John C. Bogle: ein Name, den man in Erinnerung behalten sollte

4 Feb

Als privater Anleger kann und will man sich oftmals nicht viele Namen von Persönlichkeiten der Finanzbranche merken. – Mancher hat schon genug damit zu tun, sich der Verwandten, Kollegen und Nachbarn zu erinnern. Ja, der Reichtum der Fugger, eines Rockefeller, Onassis, Gates oder Bezos, mag ob seiner Strahlkraft in Erinnerung geblieben sein. Auch Oppenheim, Morgan und Templeton mögen manchem als Bestandteil von Marken noch geläufig sein. Wie aber steht es um erfolgreiche Investoren? Da reicht es fast immer bei denen, die sich nicht eingehend mit Kapitalanlagen beschäftigen, auf Nachfrage allenfalls für einen „Warren Buffet“. Er hat es sich verdient.

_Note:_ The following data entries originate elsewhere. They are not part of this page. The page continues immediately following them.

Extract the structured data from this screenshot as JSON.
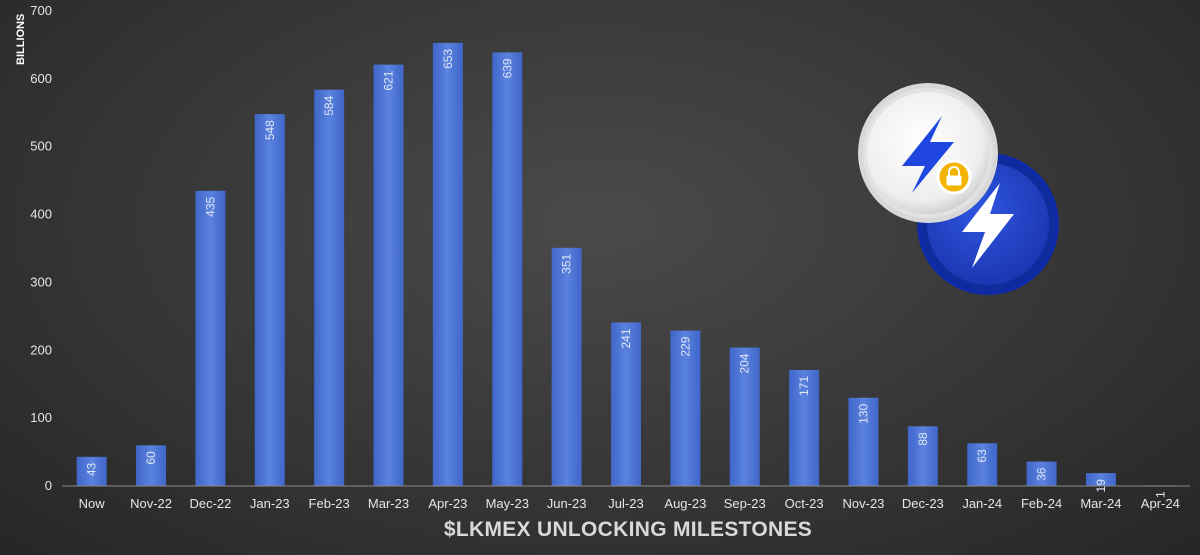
{
  "chart_data": {
    "type": "bar",
    "title": "",
    "xlabel": "$LKMEX UNLOCKING MILESTONES",
    "ylabel": "BILLIONS",
    "ylim": [
      0,
      700
    ],
    "yticks": [
      0,
      100,
      200,
      300,
      400,
      500,
      600,
      700
    ],
    "grid": false,
    "categories": [
      "Now",
      "Nov-22",
      "Dec-22",
      "Jan-23",
      "Feb-23",
      "Mar-23",
      "Apr-23",
      "May-23",
      "Jun-23",
      "Jul-23",
      "Aug-23",
      "Sep-23",
      "Oct-23",
      "Nov-23",
      "Dec-23",
      "Jan-24",
      "Feb-24",
      "Mar-24",
      "Apr-24"
    ],
    "values": [
      43,
      60,
      435,
      548,
      584,
      621,
      653,
      639,
      351,
      241,
      229,
      204,
      171,
      130,
      88,
      63,
      36,
      19,
      1
    ],
    "bar_color": "#4a72d4",
    "bar_color_light": "#6a8fe6"
  },
  "icons": {
    "locked_token": "lightning-lock-coin-icon",
    "token": "lightning-coin-icon"
  },
  "colors": {
    "white_coin": "#f2f2f2",
    "blue_coin": "#2344c8",
    "bolt_blue": "#1f47e0",
    "lock_gold": "#f2b400"
  }
}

Mindestens einen Namen sollte aber jeder, der Geld in Fonds anlegt, seiner persönlichen „Hall of Fame“, egal wie klein sie ist, hinzufügen: Den des kürzlich im Alter von 89 Jahren verstorbenen John C. Bogle. Nicht nur, weil er 1974 die Investmentgesellschaft Vanguard, immerhin die heutige Nummer Zwei im Asset Management begründete und bis 1996 persönlich führte. Vor allem aber um seine an Schlichtheit kaum zu überbietende Anlagestrategie mittels passiver Investmentvehikel zu würdigen, die er als Vermächtnis hinterlässt. Er hat die Idee über Indizes zu investieren mit seinen Produkten erst praktikabel gemacht und andere zur Nachahmung motiviert. Seine Botschaft: Investition auf sehr lange Sicht, keine Ablenkung durch kurzfristige Störgeräusche, Konzentration auf die Dividende, breite Streuung und niedrige Anlage-/Steuerkosten.

Von diesem Gedankengut profitieren heute nicht nur viele Inhaber von Exchange Traded Funds, sondern auch die aktiv gemanagter Fonds. Schließlich wurden letztere von Bogles Erfolgen unter Kosten- und Leistungsdruck gesetzt und aus ihrer oftmals zu beobachtenden selbstgefälligen Komfortzone vertrieben.